Certain auto loan numbers are stirring fear of a credit bubble. Earlier
this month, Benzinga reported on Morgan Stanley analyst Adam Jonas'
comment that the auto industry is in its largest loan bubble ever.
AutoTrader senior analyst Michelle Krebs discounted worries of an auto credit bubble in an interview with Benzinga.
"We have a saying in the auto industry: 'You can't drive your house to
work in the morning,' which means that people will usually pay their car
payment before even their house payment," Krebs said Thursday morning.
She noted that car loan delinquencies are generally low.

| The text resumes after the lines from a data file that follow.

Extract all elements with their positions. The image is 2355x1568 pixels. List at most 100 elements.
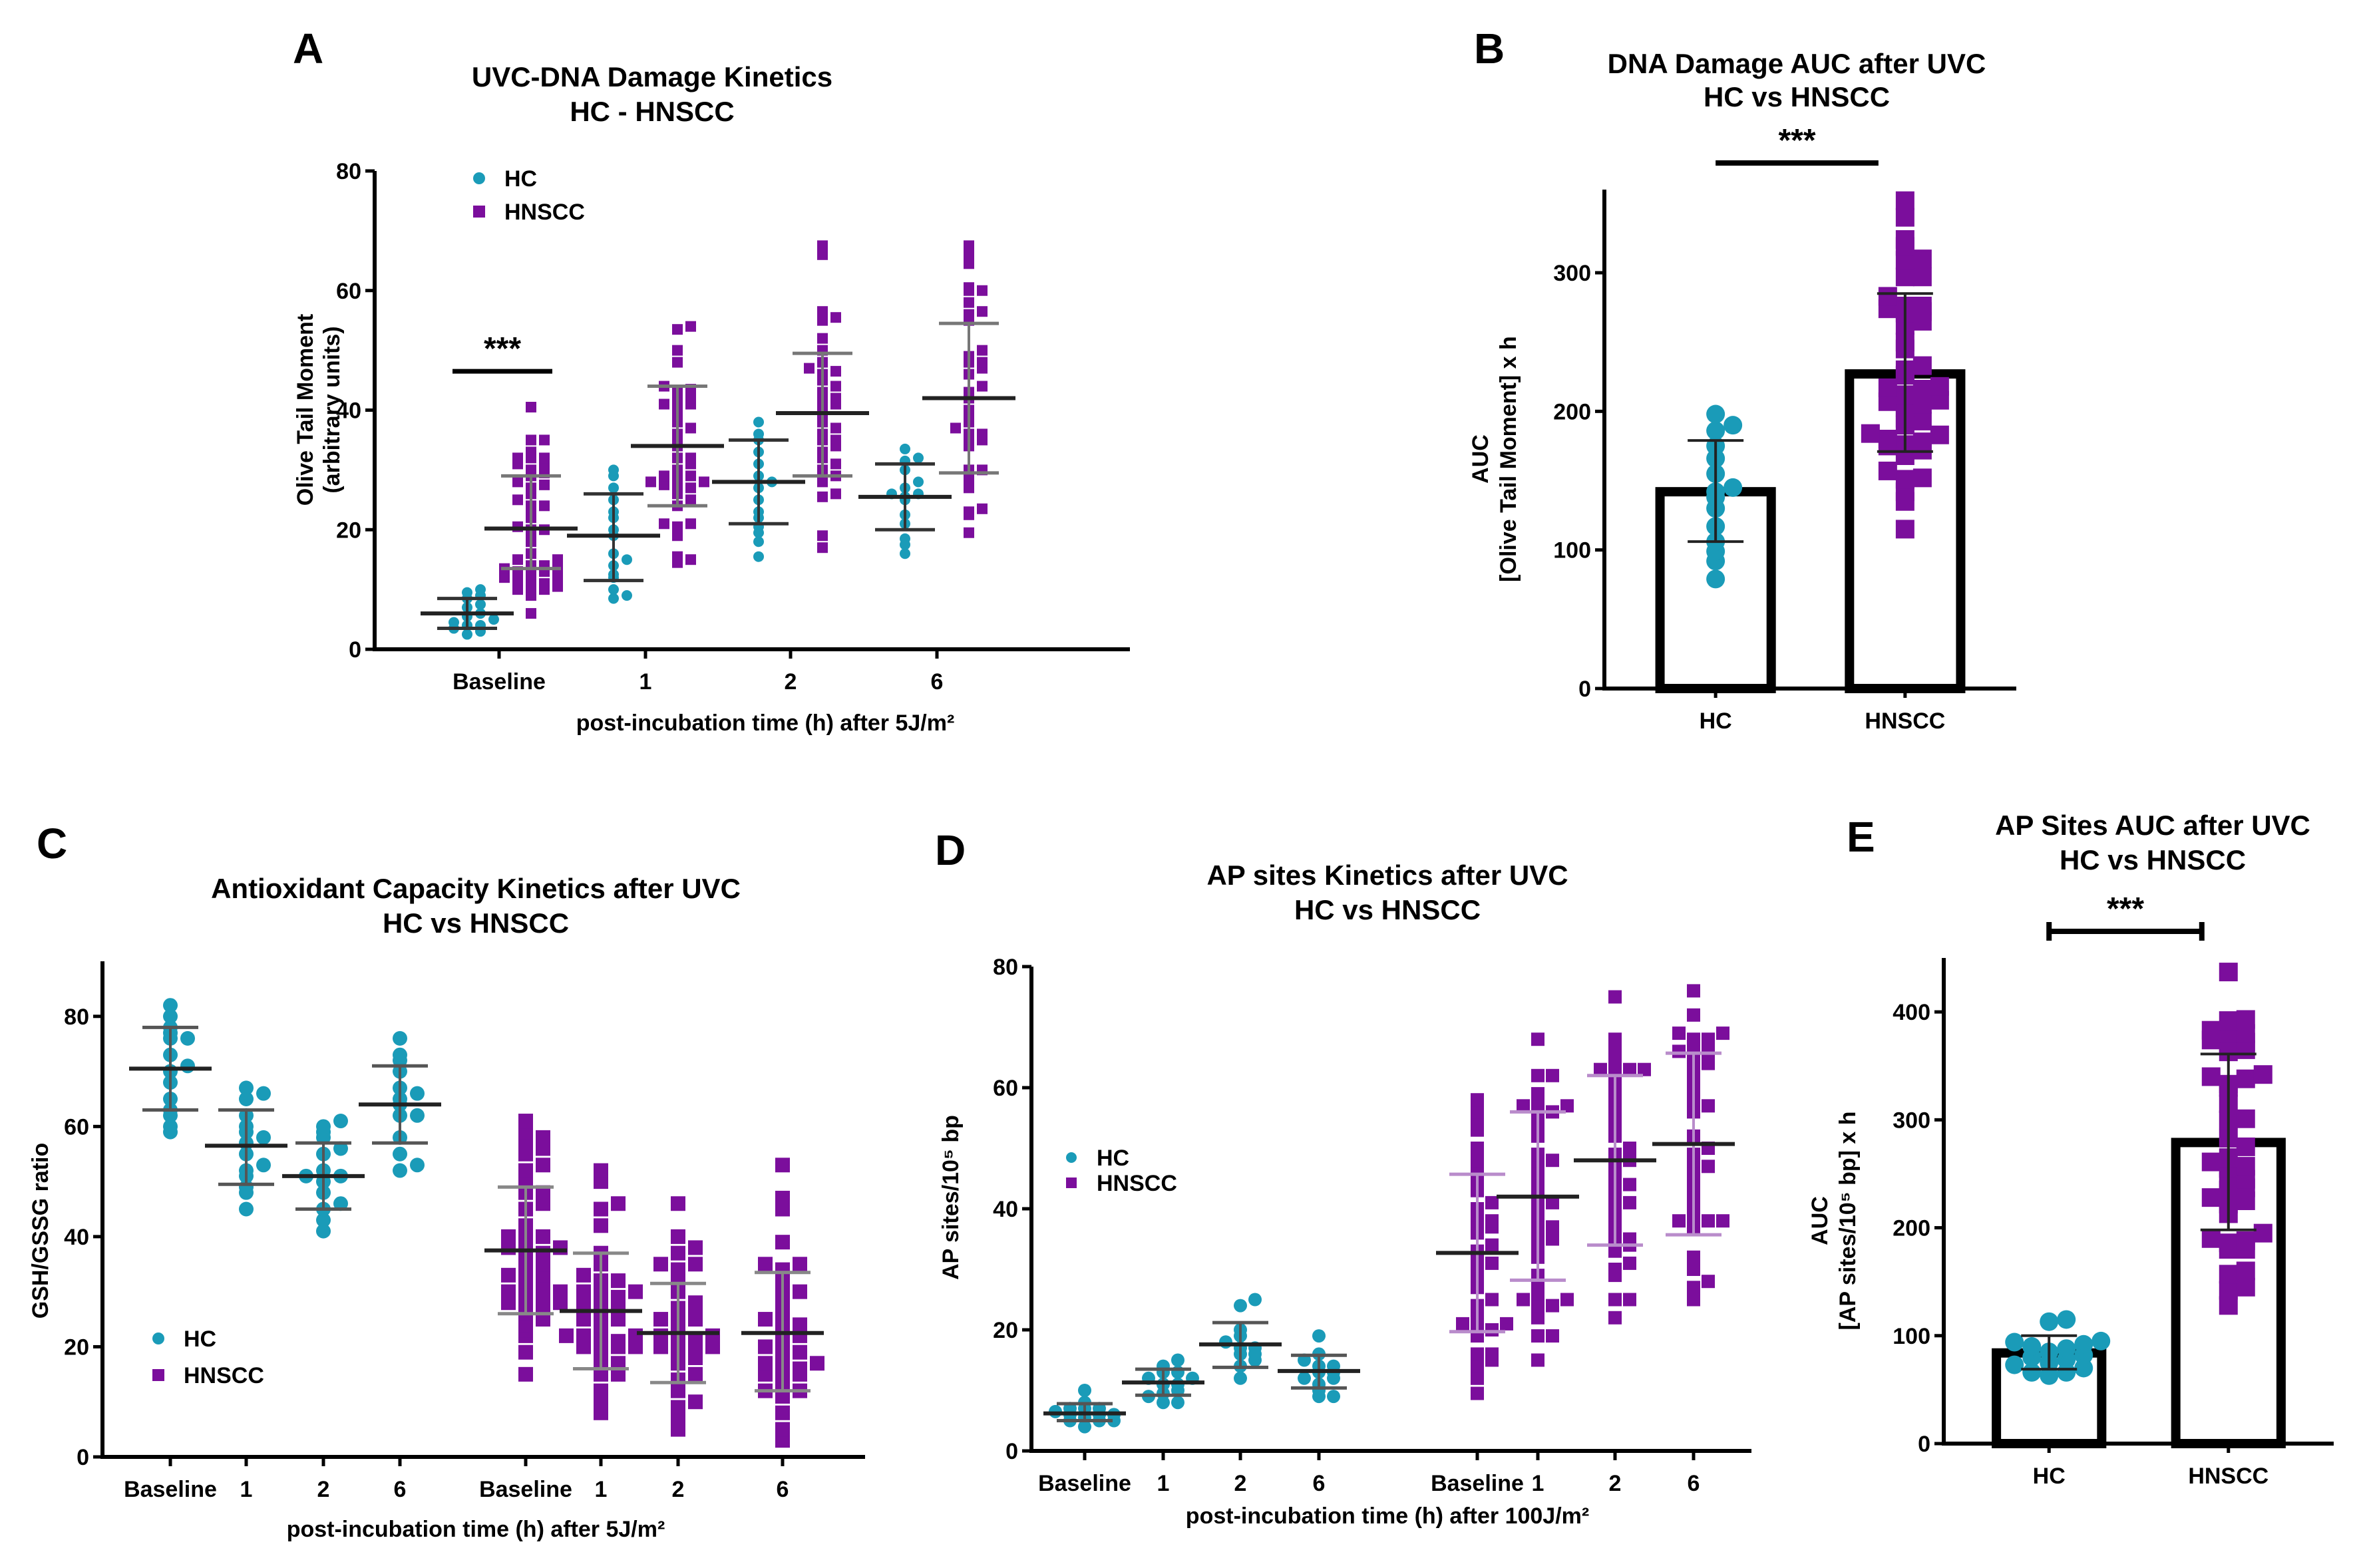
data-point-hc (1706, 404, 1725, 424)
x-tick-label: Baseline (453, 669, 546, 695)
data-point-hnscc (659, 518, 669, 530)
x-tick-label: 2 (1234, 1471, 1247, 1496)
data-point-hnscc (512, 575, 523, 586)
data-point-hnscc (671, 1422, 685, 1437)
data-point-hnscc (699, 476, 709, 488)
y-tick-label: 400 (1893, 1000, 1930, 1025)
data-point-hc (1078, 1384, 1091, 1397)
data-point-hc (900, 548, 910, 559)
data-point-hnscc (1531, 1287, 1544, 1301)
data-point-hnscc (671, 1262, 685, 1277)
panel-letter-a: A (293, 25, 323, 73)
data-point-hnscc (964, 473, 974, 484)
data-point-hc (393, 1163, 407, 1178)
y-tick-label: 300 (1893, 1108, 1930, 1133)
data-point-hnscc (611, 1356, 626, 1371)
x-tick-label: 6 (931, 669, 944, 695)
data-point-hc (180, 1058, 195, 1074)
data-point-hnscc (672, 530, 683, 542)
data-point-hc (163, 998, 178, 1013)
data-point-hnscc (830, 392, 841, 404)
legend-marker-hc (473, 172, 485, 184)
x-tick-label: 1 (595, 1477, 608, 1502)
data-point-hc (913, 452, 924, 464)
data-point-hnscc (594, 1383, 608, 1398)
data-point-hc (2040, 1366, 2059, 1385)
data-point-hc (333, 1196, 348, 1211)
data-point-hc (1219, 1335, 1232, 1349)
legend-label-hc: HC (184, 1327, 216, 1352)
data-point-hnscc (2236, 1231, 2255, 1251)
data-point-hnscc (2219, 1233, 2238, 1253)
data-point-hnscc (977, 357, 988, 368)
data-point-hnscc (526, 434, 536, 446)
data-point-hnscc (1485, 1293, 1499, 1307)
data-point-hnscc (758, 1257, 773, 1272)
data-point-hnscc (1672, 1026, 1686, 1040)
data-point-hnscc (539, 434, 550, 446)
data-point-hnscc (1531, 1329, 1544, 1343)
data-point-hnscc (1672, 1044, 1686, 1058)
data-point-hc (316, 1213, 331, 1228)
data-point-hc (180, 1030, 195, 1046)
panel-b-plot: 0 100 200 300 HC HNSCC *** AUC [Olive Tail Momen… (1468, 123, 2016, 734)
data-point-hnscc (685, 470, 696, 482)
data-point-hnscc (688, 1344, 703, 1360)
panel-b-title-line1: DNA Damage AUC after UVC (1608, 48, 1986, 79)
data-point-hnscc (1471, 1142, 1484, 1155)
data-point-hc (2005, 1355, 2024, 1374)
data-point-hc (1312, 1329, 1326, 1343)
data-point-hnscc (2219, 963, 2238, 982)
y-tick-label: 80 (64, 1005, 89, 1030)
data-point-hnscc (501, 1284, 516, 1299)
panel-d-title-line1: AP sites Kinetics after UVC (1206, 860, 1568, 891)
data-point-hnscc (1456, 1317, 1469, 1331)
data-point-hnscc (688, 1306, 703, 1321)
data-point-hnscc (685, 518, 696, 530)
data-point-hnscc (817, 240, 828, 251)
data-point-hnscc (758, 1366, 773, 1382)
data-point-hc (316, 1223, 331, 1239)
x-tick-label: 2 (785, 669, 797, 695)
data-point-hnscc (659, 479, 669, 490)
data-point-hnscc (594, 1218, 608, 1233)
data-point-hnscc (705, 1339, 720, 1354)
x-tick-label: 2 (672, 1477, 685, 1502)
data-point-hnscc (964, 249, 974, 260)
data-point-hnscc (775, 1388, 790, 1404)
data-point-hc (475, 599, 486, 610)
data-point-hc (410, 1108, 425, 1123)
data-point-hnscc (1716, 1026, 1729, 1040)
data-point-hnscc (576, 1339, 591, 1354)
y-axis-label: GSH/GSSG ratio (28, 1143, 53, 1319)
data-point-hnscc (628, 1284, 643, 1299)
data-point-hnscc (518, 1124, 533, 1140)
data-point-hnscc (1471, 1154, 1484, 1168)
data-point-hc (753, 428, 764, 440)
data-point-hnscc (1485, 1195, 1499, 1209)
data-point-hc (913, 476, 924, 488)
data-point-hnscc (1531, 1087, 1544, 1101)
data-point-hnscc (653, 1312, 668, 1327)
y-tick-label: 40 (993, 1197, 1018, 1222)
data-point-hnscc (1912, 356, 1932, 375)
data-point-hc (753, 551, 764, 562)
data-point-hc (900, 533, 910, 544)
data-point-hnscc (1485, 1347, 1499, 1361)
data-point-hnscc (1485, 1256, 1499, 1270)
data-point-hnscc (671, 1196, 685, 1211)
data-point-hc (608, 593, 619, 604)
y-tick-label: 200 (1553, 399, 1591, 424)
y-tick-label: 20 (993, 1318, 1018, 1343)
data-point-hc (1298, 1371, 1311, 1385)
data-point-hnscc (518, 1344, 533, 1360)
data-point-hc (1723, 416, 1743, 435)
data-point-hnscc (628, 1328, 643, 1343)
data-point-hnscc (964, 482, 974, 494)
data-point-hnscc (2201, 1067, 2221, 1086)
data-point-hnscc (1485, 1238, 1499, 1252)
data-point-hnscc (685, 554, 696, 565)
panel-c-title-line1: Antioxidant Capacity Kinetics after UVC (211, 873, 741, 904)
data-point-hnscc (2236, 1157, 2255, 1176)
data-point-hnscc (1608, 1263, 1622, 1276)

Related Link: Worried U.S. Auto Sales Have Peaked? You Might Be Overreacting
Credit information service TransUnion predicted the national auto delinquency rate will decline to 1.11 percent
by the end of 2016. The average car loan is $28,000, according to
Krebs, so adjustments in interest rate or other factors generally only
add up to a few dollars here and there each month.
Some indicators of a bubble remain, however. According to Experience data from October 2015, nearly 86 percent of all new cars and 55.5 percent of used cars were purchased with financing in 2015.
The auto industry saw record sales in 2015, shipping 17.4 million
vehicles, according to Krebs. Some analysts are predicting another
record-setting year, but Krebs was more conservative. She sees sales in
the range of 17.4-18 million units.
CNBC auto reporter Phil LeBeau Tweeted on Thursday that a Ford executive said in an earnings call they didn't think there were too many high-risk auto loans.